Nagy Reka, Boutin Thibaud S, Marten Jonathan, Huffman Jennifer E, Kerr Shona M, Campbell Archie, Evenden Louise, Gibson Jude, Amador Carmen, Howard David M, Navarro Pau, Morris Andrew, Deary Ian J, Hocking Lynne J, Padmanabhan Sandosh, Smith Blair H, Joshi Peter, Wilson James F, Hastie Nicholas D, Wright Alan F, McIntosh Andrew M, Porteous David J, Haley Chris S, Vitart Veronique, Hayward Caroline
MRC Human Genetics Unit, University of Edinburgh, Institute of Genetics and Molecular Medicine, Western General Hospital, Crewe Road, Edinburgh, EH4 2XU, UK.

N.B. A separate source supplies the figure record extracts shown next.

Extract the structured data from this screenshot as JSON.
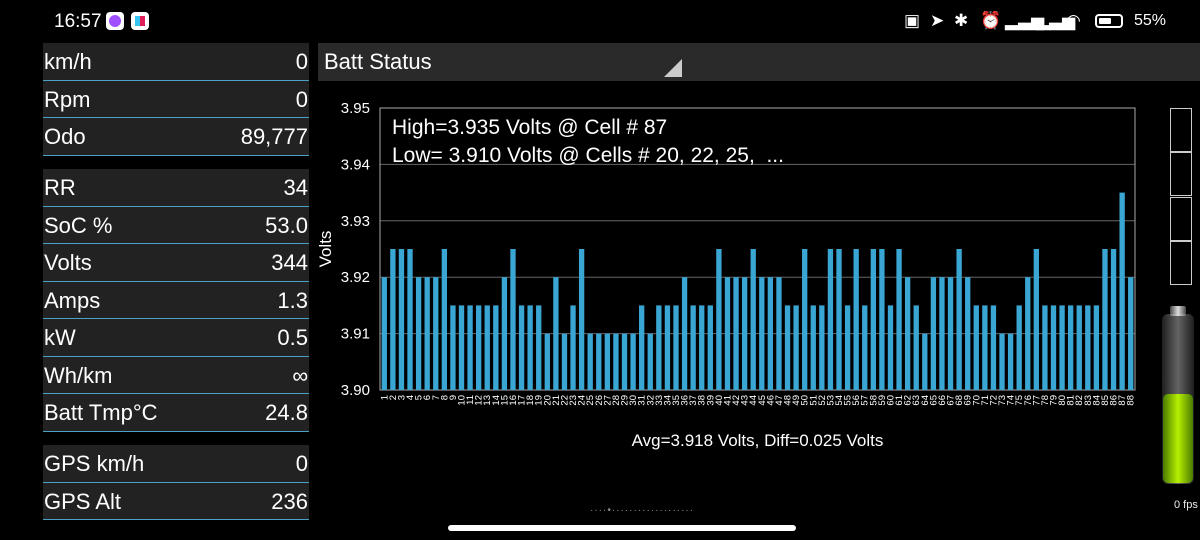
{
  "status": {
    "time": "16:57",
    "battery": "55%"
  },
  "panel": {
    "group1": [
      {
        "label": "km/h",
        "value": "0"
      },
      {
        "label": "Rpm",
        "value": "0"
      },
      {
        "label": "Odo",
        "value": "89,777"
      }
    ],
    "group2": [
      {
        "label": "RR",
        "value": "34"
      },
      {
        "label": "SoC %",
        "value": "53.0"
      },
      {
        "label": "Volts",
        "value": "344"
      },
      {
        "label": "Amps",
        "value": "1.3"
      },
      {
        "label": "kW",
        "value": "0.5"
      },
      {
        "label": "Wh/km",
        "value": "∞"
      },
      {
        "label": "Batt Tmp°C",
        "value": "24.8"
      }
    ],
    "group3": [
      {
        "label": "GPS km/h",
        "value": "0"
      },
      {
        "label": "GPS Alt",
        "value": "236"
      }
    ]
  },
  "chart_header": {
    "title": "Batt Status"
  },
  "fps": "0 fps",
  "battery_level": 0.53,
  "colors": {
    "bar": "#3aa6d4",
    "panel_bg": "#222222",
    "divider": "#4aa3c7",
    "battery_green": "#8bd400"
  },
  "chart_data": {
    "type": "bar",
    "ylabel": "Volts",
    "xlabel": "Avg=3.918 Volts, Diff=0.025 Volts",
    "ylim": [
      3.9,
      3.95
    ],
    "yticks": [
      "3.90",
      "3.91",
      "3.92",
      "3.93",
      "3.94",
      "3.95"
    ],
    "annotations": [
      "High=3.935 Volts @ Cell # 87",
      "Low= 3.910 Volts @ Cells # 20, 22, 25,  ..."
    ],
    "categories": [
      "1",
      "2",
      "3",
      "4",
      "5",
      "6",
      "7",
      "8",
      "9",
      "10",
      "11",
      "12",
      "13",
      "14",
      "15",
      "16",
      "17",
      "18",
      "19",
      "20",
      "21",
      "22",
      "23",
      "24",
      "25",
      "26",
      "27",
      "28",
      "29",
      "30",
      "31",
      "32",
      "33",
      "34",
      "35",
      "36",
      "37",
      "38",
      "39",
      "40",
      "41",
      "42",
      "43",
      "44",
      "45",
      "46",
      "47",
      "48",
      "49",
      "50",
      "51",
      "52",
      "53",
      "54",
      "55",
      "56",
      "57",
      "58",
      "59",
      "60",
      "61",
      "62",
      "63",
      "64",
      "65",
      "66",
      "67",
      "68",
      "69",
      "70",
      "71",
      "72",
      "73",
      "74",
      "75",
      "76",
      "77",
      "78",
      "79",
      "80",
      "81",
      "82",
      "83",
      "84",
      "85",
      "86",
      "87",
      "88"
    ],
    "values": [
      3.92,
      3.925,
      3.925,
      3.925,
      3.92,
      3.92,
      3.92,
      3.925,
      3.915,
      3.915,
      3.915,
      3.915,
      3.915,
      3.915,
      3.92,
      3.925,
      3.915,
      3.915,
      3.915,
      3.91,
      3.92,
      3.91,
      3.915,
      3.925,
      3.91,
      3.91,
      3.91,
      3.91,
      3.91,
      3.91,
      3.915,
      3.91,
      3.915,
      3.915,
      3.915,
      3.92,
      3.915,
      3.915,
      3.915,
      3.925,
      3.92,
      3.92,
      3.92,
      3.925,
      3.92,
      3.92,
      3.92,
      3.915,
      3.915,
      3.925,
      3.915,
      3.915,
      3.925,
      3.925,
      3.915,
      3.925,
      3.915,
      3.925,
      3.925,
      3.915,
      3.925,
      3.92,
      3.915,
      3.91,
      3.92,
      3.92,
      3.92,
      3.925,
      3.92,
      3.915,
      3.915,
      3.915,
      3.91,
      3.91,
      3.915,
      3.92,
      3.925,
      3.915,
      3.915,
      3.915,
      3.915,
      3.915,
      3.915,
      3.915,
      3.925,
      3.925,
      3.935,
      3.92
    ]
  }
}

Centre for Genomic and Experimental Medicine, University of Edinburgh, Institute of Genetics and Molecular Medicine, Western General Hospital, Edinburgh, UK.
Genome Med. 2017 Mar 7;9(1):23. doi: 10.1186/s13073-017-0414-4.
The Generation Scotland: Scottish Family Health Study (GS:SFHS) is a family-based population cohort with DNA, biological samples, socio-demographic, psychological and clinical data from approximately 24,000 adult volunteers across Scotland. Although data collection was cross-sectional, GS:SFHS became a prospective cohort due to of the ability to link to routine Electronic Health Record (EHR) data. Over 20,000 participants were selected for genotyping using a large genome-wide array.
GS:SFHS was analysed using genome-wide association studies (GWAS) to test the effects of a large spectrum of variants, imputed using the Haplotype Research Consortium (HRC) dataset, on medically relevant traits measured directly or obtained from EHRs. The HRC dataset is the largest available haplotype reference panel for imputation of variants in populations of European ancestry and allows investigation of variants with low minor allele frequencies within the entire GS:SFHS genotyped cohort.
Genome-wide associations were run on 20,032 individuals using both genotyped and HRC imputed data. We present results for a range of well-studied quantitative traits obtained from clinic visits and for serum urate measures obtained from data linkage to EHRs collected by the Scottish National Health Service. Results replicated known associations and additionally reveal novel findings, mainly with rare variants, validating the use of the HRC imputation panel. For example, we identified two new associations with fasting glucose at variants near to Y_RNA and WDR4 and four new associations with heart rate at SNPs within CSMD1 and ASPH, upstream of HTR1F and between PROKR2 and GPCPD1. All were driven by rare variants (minor allele frequencies in the range of 0.08-1%). Proof of principle for use of EHRs was verification of the highly significant association of urate levels with the well-established urate transporter SLC2A9.
GS:SFHS provides genetic data on over 20,000 participants alongside a range of phenotypes as well as linkage to National Health Service laboratory and clinical records. We have shown that the combination of deeper genotype imputation and extended phenotype availability make GS:SFHS an attractive resource to carry out association studies to gain insight into the genetic architecture of complex traits.
“苏格兰世代研究:苏格兰家庭健康研究”(GS:SFHS)是一个基于家庭的人群队列,拥有来自苏格兰各地约24000名成年志愿者的DNA、生物样本、社会人口统计学、心理学和临床数据。尽管数据收集是横断面的,但由于能够与常规电子健康记录(EHR)数据相链接,GS:SFHS成为了一个前瞻性队列。超过20000名参与者被选用于使用大型全基因组阵列进行基因分型。
使用全基因组关联研究(GWAS)对GS:SFHS进行分析,以测试大量变异的影响,这些变异使用单倍型研究联盟(HRC)数据集进行填充,对直接测量或从EHR中获得的医学相关性状产生影响。HRC数据集是用于推断欧洲血统人群中变异的最大可用单倍型参考面板,并且允许在整个GS:SFHS基因分型队列中研究低次要等位基因频率的变异。
使用基因分型数据和HRC填充数据对20032名个体进行了全基因组关联分析。我们展示了一系列从临床就诊中获得的经过充分研究的定量性状以及从与苏格兰国民健康服务局收集的EHR数据链接中获得的血清尿酸测量结果。结果重复了已知的关联,并且还揭示了新的发现,主要是与罕见变异相关,验证了HRC填充面板的使用。例如,我们在靠近Y_RNA和WDR4的变异处发现了两个与空腹血糖的新关联,以及在CSMD1和ASPH内、HTR1F上游以及PROKR2和GPCPD1之间的单核苷酸多态性(SNP)处发现了四个与心率的新关联。所有这些都是由罕见变异驱动的(次要等位基因频率在0.08 - 1%范围内)。使用EHR的原理验证是尿酸水平与成熟的尿酸转运蛋白SLC2A9高度显著关联的验证。
GS:SFHS提供了超过20000名参与者的遗传数据以及一系列表型,以及与国民健康服务局实验室和临床记录的链接。我们已经表明,更深层次的基因型填充和扩展的表型可用性相结合,使得GS:SFHS成为开展关联研究以深入了解复杂性状遗传结构的有吸引力的资源。